Se miraron. Luego el capitán se puso de pie y se aproximó a Isacco.

—Ve con tu hija —le dijo.

—No es necesario. Está con Donnola. Buscan una casa.

—Tampoco es necesario que estés aquí —replicó Lanzafame.

—Quiero hablar con todos los médicos que pueda —dijo Isacco—. No estoy curando la enfermedad, solo sus síntomas.

Lanzafame asintió con la cabeza sin decir palabra.

—Eres un buen médico —afirmó.

—No soy médico.

—Eres un buen médico. —Lanzafame se dio media vuelta y regresó al lado de la mujer. Acercó una silla a la cama y se sentó.

Isacco se volvió para mirarlos desde la puerta.

La mujer había tendido una mano hacia Lanzafame.

—Duerme —le dijo el capitán sin cogérsela.

La mujer alargó un poco más la mano, débilmente.

El capitán exhaló un suspiro.

—Eres una puta aburrida —afirmó.

—Sí, capitán.

Lanzafame le cogió la mano con brusquedad.

—Ahora duerme un poco, Marianna.

La mujer cerró los ojos.

—Sí, Andrea —dijo.

Isacco se volvió con intención de salir. La criada lo miraba fijamente.

—Hasta luego —dijo él tratando de pasar por su lado.

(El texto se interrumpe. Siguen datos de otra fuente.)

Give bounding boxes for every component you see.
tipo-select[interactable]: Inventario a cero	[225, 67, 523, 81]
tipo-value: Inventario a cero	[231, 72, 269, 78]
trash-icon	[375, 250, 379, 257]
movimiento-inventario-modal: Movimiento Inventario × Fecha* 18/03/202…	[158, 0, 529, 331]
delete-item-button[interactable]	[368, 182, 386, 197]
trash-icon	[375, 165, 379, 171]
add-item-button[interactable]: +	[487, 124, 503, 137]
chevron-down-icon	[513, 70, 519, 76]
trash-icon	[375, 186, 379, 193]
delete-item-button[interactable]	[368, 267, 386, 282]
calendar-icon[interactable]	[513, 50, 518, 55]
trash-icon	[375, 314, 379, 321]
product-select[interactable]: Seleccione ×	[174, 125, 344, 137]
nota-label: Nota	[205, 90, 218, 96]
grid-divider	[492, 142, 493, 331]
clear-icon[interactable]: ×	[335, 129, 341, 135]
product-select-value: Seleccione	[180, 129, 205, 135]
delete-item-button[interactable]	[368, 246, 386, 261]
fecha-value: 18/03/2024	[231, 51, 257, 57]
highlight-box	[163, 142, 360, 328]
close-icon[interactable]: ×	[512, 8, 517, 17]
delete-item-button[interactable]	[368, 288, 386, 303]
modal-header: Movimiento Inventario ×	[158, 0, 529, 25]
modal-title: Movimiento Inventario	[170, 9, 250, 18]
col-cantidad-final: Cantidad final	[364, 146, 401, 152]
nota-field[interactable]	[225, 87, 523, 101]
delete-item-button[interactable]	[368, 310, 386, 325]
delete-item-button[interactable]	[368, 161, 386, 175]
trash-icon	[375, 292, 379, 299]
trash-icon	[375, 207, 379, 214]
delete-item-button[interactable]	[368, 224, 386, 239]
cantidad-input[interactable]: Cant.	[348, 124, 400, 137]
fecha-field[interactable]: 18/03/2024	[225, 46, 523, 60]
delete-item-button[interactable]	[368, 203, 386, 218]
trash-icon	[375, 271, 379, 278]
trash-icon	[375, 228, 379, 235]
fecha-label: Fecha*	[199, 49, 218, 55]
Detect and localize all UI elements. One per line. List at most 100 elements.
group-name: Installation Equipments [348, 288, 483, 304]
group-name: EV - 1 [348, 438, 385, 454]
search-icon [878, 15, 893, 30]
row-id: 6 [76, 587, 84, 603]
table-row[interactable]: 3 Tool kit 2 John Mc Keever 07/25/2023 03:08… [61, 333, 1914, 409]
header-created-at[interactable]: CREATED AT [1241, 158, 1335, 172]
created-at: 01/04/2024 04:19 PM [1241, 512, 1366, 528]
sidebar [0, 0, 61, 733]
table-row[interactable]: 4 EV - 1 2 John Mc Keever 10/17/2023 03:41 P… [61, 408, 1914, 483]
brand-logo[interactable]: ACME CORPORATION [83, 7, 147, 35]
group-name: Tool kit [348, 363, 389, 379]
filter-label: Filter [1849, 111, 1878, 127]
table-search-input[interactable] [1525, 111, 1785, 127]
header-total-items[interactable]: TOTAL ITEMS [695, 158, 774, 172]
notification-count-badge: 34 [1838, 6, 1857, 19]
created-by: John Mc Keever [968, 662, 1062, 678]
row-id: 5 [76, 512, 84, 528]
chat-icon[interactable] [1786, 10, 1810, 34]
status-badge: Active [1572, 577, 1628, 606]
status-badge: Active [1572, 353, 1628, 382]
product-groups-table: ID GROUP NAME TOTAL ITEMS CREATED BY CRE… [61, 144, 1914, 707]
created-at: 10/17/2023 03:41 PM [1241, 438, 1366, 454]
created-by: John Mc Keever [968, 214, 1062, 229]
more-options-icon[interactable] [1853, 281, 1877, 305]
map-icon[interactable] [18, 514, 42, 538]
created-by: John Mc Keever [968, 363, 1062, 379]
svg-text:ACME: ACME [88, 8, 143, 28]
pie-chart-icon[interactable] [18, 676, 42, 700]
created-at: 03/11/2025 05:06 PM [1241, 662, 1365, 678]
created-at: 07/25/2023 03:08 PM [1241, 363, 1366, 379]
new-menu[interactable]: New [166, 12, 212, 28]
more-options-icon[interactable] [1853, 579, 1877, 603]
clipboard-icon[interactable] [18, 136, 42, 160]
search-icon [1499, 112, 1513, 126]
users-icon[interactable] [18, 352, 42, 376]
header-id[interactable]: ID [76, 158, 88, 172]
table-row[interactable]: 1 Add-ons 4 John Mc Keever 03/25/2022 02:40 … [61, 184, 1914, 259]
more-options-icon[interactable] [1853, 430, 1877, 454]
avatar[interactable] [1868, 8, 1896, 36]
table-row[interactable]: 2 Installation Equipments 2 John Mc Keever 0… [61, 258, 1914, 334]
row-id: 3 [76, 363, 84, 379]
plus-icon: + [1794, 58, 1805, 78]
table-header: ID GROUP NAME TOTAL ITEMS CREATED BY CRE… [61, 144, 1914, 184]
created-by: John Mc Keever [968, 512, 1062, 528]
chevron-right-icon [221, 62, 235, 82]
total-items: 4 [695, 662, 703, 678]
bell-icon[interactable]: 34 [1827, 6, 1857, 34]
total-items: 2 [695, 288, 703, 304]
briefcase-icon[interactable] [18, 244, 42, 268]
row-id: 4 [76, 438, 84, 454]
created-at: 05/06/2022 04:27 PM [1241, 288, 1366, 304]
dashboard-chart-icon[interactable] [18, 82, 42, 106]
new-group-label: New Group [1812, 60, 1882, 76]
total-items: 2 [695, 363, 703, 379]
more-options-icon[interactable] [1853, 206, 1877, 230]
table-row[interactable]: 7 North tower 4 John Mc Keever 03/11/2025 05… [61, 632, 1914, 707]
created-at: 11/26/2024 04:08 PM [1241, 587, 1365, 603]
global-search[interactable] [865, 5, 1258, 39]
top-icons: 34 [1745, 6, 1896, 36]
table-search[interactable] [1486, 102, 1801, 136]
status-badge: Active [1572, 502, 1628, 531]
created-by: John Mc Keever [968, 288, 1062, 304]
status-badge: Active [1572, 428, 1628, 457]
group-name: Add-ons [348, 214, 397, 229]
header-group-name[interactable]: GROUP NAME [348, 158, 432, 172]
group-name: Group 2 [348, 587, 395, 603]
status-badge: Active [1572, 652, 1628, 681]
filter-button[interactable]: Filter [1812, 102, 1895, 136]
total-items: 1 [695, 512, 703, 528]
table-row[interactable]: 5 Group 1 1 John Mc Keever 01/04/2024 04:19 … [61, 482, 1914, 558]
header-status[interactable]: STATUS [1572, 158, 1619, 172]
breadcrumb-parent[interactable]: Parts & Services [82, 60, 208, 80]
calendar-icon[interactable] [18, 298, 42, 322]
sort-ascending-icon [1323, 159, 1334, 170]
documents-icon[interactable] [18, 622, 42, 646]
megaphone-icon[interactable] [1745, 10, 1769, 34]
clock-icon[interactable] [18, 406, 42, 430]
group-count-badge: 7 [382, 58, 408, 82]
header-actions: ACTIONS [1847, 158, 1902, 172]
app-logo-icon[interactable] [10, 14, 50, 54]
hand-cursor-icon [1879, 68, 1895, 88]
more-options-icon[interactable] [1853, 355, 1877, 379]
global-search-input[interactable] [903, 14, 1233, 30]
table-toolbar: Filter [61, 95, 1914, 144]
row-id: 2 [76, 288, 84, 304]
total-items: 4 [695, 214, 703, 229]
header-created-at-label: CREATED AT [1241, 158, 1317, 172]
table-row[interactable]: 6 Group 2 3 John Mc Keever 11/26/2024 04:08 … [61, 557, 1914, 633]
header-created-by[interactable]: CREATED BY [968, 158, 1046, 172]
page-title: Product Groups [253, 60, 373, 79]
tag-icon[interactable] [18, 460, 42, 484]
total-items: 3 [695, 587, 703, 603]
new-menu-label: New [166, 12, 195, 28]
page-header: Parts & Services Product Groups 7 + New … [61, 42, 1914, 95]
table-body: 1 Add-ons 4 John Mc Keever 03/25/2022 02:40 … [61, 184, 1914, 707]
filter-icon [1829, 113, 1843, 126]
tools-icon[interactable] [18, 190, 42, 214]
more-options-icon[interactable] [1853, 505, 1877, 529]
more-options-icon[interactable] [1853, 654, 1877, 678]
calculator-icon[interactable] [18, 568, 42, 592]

Pero la mujer se interpuso en su camino. Se sacó del bolsillo una tosca imagen de una Virgen con un niño, tallada en un trozo de madera. La besó, la tocó con la yema del pulgar de la mano derecha y a continuación hizo con ella una rápida señal de la cruz en la frente de Isacco.

—Soy judío —dijo Isacco.

La criada se encogió de hombros para darle a entender que le daba igual, y emitió un sonido gutural: —E gio i eeiaa…

—¡Deja ya de dar el coñazo, muda de mierda! —gritó Lanzafame. Se produjo un breve silencio, después del cual el capitán añadió suspirando—: Ha dicho: «Que dios te bendiga, doctor».

La vieja criada sonrió como una niña mellada.